A lot of us know the longing for that second world, and many of us have spent so much time trying to live in that second world. For some it comes while lying in bed, fantasizing about winning the lottery, having different parents/families, excelling in sports, garnering fame, or having all the affirmation, inclusion, and chosenness that sex whispers to us. For some, the effort to live in that world includes pornography, one-night stands, and affairs. We sexualize the Seven Desires and try to live in that world where our desires are met (at least for a moment, or at least a moment with a shadow of the truth).


Longing to Escape


I have taken to calling this the Harry Potter Syndrome.

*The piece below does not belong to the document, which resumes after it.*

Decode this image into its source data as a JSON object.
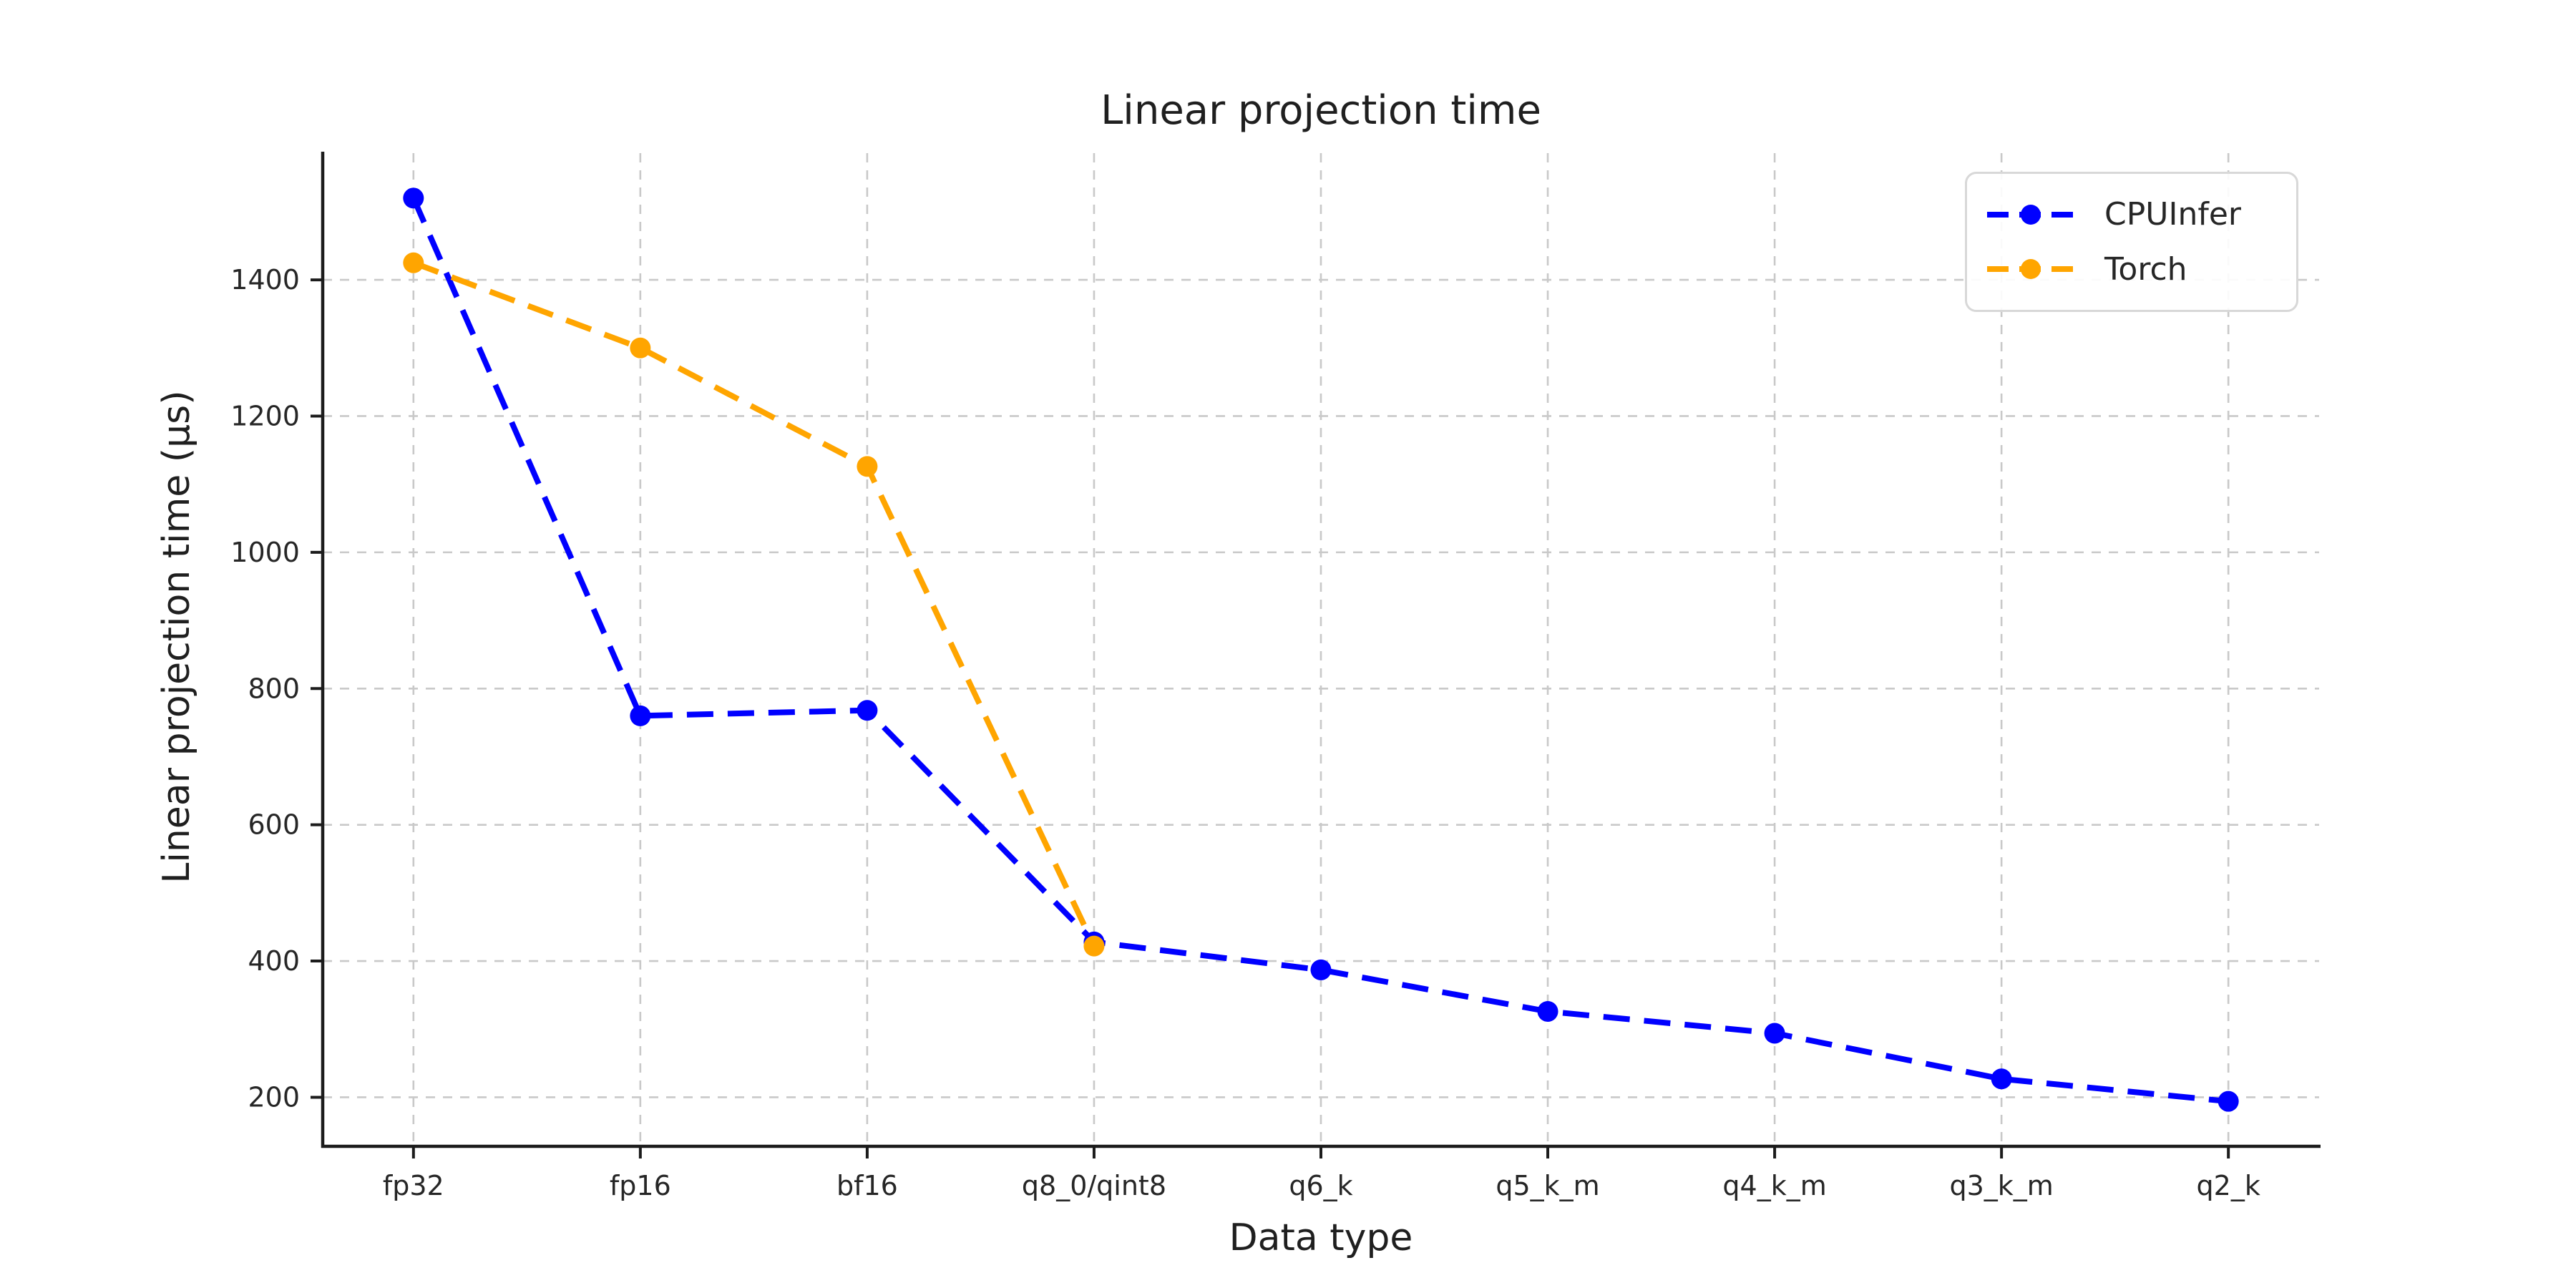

We find ourselves that little boy or girl, trapped in one world and desperately longing to escape to another—one where we can feel powerful, affirmed, chosen, and blessed. We escape to that world, not through Diagon Alley, but through our phones or hook-up apps, through our own imaginations or the person we meet at the bar. But it is always a desperate attempt to escape. And like all desperation it derives from despair (in Latin spero is hope, and de-speratio is having no hope).


At Faithful & True we help men and couples face into our very real world, even if it feels more like Privet Drive rather than Hogwarts. That means facing into what it means sometimes not to feel chosen, safe, blessed, or affirmed. It means learning to grieve, to be angry, to take responsibility for our own lives in that self-same world. It means giving up our search for Diagon Alley, not to admit defeat and live humiliated in the cupboard under the stairs, but to stand upright in faith, hope, and love. It also means that we learn to stop pretending. Life on Privet Drive was sometimes ugly for us, too. It hurt and we don’t have to be alone or in despair.

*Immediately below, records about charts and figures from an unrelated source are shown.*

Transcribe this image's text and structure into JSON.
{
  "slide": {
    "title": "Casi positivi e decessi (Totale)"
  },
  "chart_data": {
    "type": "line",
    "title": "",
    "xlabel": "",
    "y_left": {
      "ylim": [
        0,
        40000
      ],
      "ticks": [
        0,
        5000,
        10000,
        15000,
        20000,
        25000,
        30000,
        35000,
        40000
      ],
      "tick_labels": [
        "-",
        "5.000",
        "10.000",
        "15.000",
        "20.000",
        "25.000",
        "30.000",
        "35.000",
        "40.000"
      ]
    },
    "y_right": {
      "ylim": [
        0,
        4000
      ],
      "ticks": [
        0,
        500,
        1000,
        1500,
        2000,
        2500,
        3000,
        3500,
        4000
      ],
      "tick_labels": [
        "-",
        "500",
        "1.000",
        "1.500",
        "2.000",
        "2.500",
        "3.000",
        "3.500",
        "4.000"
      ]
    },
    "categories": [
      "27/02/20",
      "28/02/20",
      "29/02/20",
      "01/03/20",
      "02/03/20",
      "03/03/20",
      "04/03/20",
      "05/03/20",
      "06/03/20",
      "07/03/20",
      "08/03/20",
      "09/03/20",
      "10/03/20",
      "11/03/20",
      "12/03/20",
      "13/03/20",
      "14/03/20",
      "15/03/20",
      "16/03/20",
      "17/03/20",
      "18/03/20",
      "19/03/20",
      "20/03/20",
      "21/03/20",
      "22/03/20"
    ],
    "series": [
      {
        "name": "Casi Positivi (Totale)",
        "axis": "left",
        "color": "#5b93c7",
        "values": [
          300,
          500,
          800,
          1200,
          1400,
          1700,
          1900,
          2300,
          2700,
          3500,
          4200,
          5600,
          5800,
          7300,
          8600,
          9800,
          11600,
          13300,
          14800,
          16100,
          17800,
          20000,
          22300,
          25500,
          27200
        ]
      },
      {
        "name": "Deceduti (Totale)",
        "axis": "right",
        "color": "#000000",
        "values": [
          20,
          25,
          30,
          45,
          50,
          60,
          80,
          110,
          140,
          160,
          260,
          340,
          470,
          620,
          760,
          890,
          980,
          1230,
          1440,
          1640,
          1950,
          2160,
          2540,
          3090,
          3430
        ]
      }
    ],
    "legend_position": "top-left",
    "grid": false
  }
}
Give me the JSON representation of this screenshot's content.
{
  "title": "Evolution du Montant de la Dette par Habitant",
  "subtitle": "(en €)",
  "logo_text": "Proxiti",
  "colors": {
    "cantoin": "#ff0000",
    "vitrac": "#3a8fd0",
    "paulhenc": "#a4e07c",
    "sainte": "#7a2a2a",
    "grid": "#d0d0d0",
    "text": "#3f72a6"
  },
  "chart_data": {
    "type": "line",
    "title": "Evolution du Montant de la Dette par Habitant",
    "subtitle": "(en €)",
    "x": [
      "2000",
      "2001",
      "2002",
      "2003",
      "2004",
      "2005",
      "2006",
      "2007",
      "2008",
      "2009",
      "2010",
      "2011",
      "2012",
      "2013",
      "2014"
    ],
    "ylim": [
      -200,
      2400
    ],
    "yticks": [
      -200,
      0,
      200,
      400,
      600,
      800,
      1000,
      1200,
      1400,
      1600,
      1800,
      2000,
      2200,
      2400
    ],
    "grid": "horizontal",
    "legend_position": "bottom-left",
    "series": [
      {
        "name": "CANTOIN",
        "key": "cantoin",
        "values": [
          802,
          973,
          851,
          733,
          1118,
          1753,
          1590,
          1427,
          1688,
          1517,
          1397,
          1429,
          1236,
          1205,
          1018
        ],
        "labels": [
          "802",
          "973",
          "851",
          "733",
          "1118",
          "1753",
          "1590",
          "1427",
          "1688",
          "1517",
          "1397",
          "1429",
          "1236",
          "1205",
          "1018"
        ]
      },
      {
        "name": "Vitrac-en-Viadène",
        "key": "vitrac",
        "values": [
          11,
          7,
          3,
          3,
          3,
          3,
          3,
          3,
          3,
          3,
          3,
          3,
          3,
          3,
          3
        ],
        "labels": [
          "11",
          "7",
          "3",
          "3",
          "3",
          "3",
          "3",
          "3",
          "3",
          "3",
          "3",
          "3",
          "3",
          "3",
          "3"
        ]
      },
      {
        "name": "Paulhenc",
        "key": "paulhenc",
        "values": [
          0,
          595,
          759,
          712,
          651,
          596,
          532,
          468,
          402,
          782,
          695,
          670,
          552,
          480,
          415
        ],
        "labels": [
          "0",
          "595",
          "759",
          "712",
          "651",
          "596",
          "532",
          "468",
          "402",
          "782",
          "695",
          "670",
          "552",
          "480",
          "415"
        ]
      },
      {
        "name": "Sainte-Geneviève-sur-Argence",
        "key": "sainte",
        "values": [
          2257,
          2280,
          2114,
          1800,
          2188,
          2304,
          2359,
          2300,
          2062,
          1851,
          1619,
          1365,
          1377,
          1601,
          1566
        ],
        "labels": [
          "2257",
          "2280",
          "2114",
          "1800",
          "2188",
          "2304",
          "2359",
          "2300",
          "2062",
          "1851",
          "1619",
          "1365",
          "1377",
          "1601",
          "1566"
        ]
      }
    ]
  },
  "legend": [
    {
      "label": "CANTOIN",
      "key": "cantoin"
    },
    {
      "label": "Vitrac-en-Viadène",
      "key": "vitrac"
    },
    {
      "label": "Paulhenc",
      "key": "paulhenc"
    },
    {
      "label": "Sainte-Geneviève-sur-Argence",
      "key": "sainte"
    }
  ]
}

I love the Harry Potter books—we’re reading them with our kids right now. I talk openly with them about my own struggles with Harry Potter Syndrome. I remember I felt like Harry at Privet Drive all the time in junior high. Do you feel like that sometimes? Because a part of our healing is to bring our good longings for what Hogwarts promises back into the reality of Privet Drive. We learn to express those desires, invite others in, and unashamedly seek—and often find!—those desires met. Only now those desires are met in truth rather than fantasy, substance rather than shadows.